Waves back, but wearily, has a busy morning clearing units for furniture delivery, all aches and pains now.?

I know what you mean about clothes and going away - have you thought about going to a nudist colony next time?

You'd only need a few fig leaves....?

VioletSky Wed 03-Aug-22 12:29:30

Thank you Mandrake

Its good to get to the point where you know who you are, your self worth and your reality and no one can damage that but it is also good to be able to be there for those starting that journey

VioletSky Wed 03-Aug-22 12:31:37

I'm sitting in the garden trying to fix my dodgy tan lines and dodging occasional wayward Frisbees

Now that's a metaphor for life

Chewbacca Wed 03-Aug-22 12:41:09

You'd only need a few fig leaves ....?

Only a few DiamondLily? I'd need the leaves, branches and fig tree trunk! grin

Normandygirl Wed 03-Aug-22 12:52:00

VioletSky

I'm sitting in the garden trying to fix my dodgy tan lines and dodging occasional wayward Frisbees

Now that's a metaphor for life

Your analogy is spot on and made me laugh. Have a lovely day.

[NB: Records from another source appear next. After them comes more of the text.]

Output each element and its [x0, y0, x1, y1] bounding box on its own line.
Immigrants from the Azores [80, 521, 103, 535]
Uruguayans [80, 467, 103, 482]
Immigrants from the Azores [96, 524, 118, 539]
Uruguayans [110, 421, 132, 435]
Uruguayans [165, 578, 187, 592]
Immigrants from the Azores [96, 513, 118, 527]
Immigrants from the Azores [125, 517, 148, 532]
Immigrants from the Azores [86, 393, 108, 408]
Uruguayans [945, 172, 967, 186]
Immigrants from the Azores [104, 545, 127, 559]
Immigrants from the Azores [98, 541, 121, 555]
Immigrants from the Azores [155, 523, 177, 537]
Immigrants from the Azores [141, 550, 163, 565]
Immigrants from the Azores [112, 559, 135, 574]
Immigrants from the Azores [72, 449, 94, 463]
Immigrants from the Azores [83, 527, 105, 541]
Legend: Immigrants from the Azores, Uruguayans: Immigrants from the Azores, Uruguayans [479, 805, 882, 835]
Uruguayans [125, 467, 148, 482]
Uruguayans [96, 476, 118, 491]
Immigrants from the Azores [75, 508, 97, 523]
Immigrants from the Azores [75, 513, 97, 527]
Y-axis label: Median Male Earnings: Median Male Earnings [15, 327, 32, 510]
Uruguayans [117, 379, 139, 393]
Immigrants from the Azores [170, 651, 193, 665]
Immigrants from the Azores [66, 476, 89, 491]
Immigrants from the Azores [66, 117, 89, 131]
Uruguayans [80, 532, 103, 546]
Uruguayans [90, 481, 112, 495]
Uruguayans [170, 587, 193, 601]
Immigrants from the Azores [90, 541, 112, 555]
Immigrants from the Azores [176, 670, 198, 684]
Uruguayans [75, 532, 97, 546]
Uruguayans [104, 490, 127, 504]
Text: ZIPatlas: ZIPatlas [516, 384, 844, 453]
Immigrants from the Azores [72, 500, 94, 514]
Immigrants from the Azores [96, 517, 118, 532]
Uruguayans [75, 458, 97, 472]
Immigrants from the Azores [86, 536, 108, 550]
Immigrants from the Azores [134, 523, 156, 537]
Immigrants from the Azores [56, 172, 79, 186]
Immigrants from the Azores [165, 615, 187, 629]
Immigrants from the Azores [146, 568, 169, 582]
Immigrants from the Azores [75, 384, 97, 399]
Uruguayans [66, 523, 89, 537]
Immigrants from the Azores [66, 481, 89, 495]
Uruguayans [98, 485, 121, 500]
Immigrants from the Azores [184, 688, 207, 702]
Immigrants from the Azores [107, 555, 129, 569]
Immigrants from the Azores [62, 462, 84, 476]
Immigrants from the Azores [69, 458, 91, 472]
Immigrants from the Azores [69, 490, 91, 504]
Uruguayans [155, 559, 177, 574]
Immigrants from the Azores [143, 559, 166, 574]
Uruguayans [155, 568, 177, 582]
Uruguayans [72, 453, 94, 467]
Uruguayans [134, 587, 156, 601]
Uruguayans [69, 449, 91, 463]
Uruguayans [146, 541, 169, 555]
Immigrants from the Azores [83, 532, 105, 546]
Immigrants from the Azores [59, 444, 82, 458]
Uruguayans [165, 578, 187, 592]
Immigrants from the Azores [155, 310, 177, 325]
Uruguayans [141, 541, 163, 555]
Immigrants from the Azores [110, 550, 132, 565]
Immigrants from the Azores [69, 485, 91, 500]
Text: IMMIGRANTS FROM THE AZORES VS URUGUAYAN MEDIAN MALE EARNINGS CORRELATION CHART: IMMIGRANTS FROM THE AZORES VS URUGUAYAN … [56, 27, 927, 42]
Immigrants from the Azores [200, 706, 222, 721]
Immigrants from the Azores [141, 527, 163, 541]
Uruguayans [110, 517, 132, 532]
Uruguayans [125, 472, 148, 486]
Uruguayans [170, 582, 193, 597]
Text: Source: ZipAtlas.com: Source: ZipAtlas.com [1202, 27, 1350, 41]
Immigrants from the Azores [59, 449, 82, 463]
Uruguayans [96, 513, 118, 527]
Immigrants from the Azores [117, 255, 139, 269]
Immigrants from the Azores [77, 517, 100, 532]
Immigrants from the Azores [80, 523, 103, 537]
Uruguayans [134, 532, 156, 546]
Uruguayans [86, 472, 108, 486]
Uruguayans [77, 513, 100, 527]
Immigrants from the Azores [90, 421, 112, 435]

hugshelp Wed 03-Aug-22 13:33:37

I think the best thing you can offer someone you are trying to support VS - is a non-judgemental ear. Even when we agree with someone we might agree 'our way'. We all bring life's baggage to everything we do and even a difference of nuance can feel invalidating if you're hypersensitive to criticism, which many of us are or have been.
Often being heard and understood is the biggest gift we can receive. If you want to give input perhaps reassurance that they are allowed to feel however they feel and do whatever is in their best interests.
Focussing on those who don't understand is such a waste of emotional energy. Focussing on our own truth and path and offering non-judgemental (either positive or negative) support while others follow their own is probably the best we can do.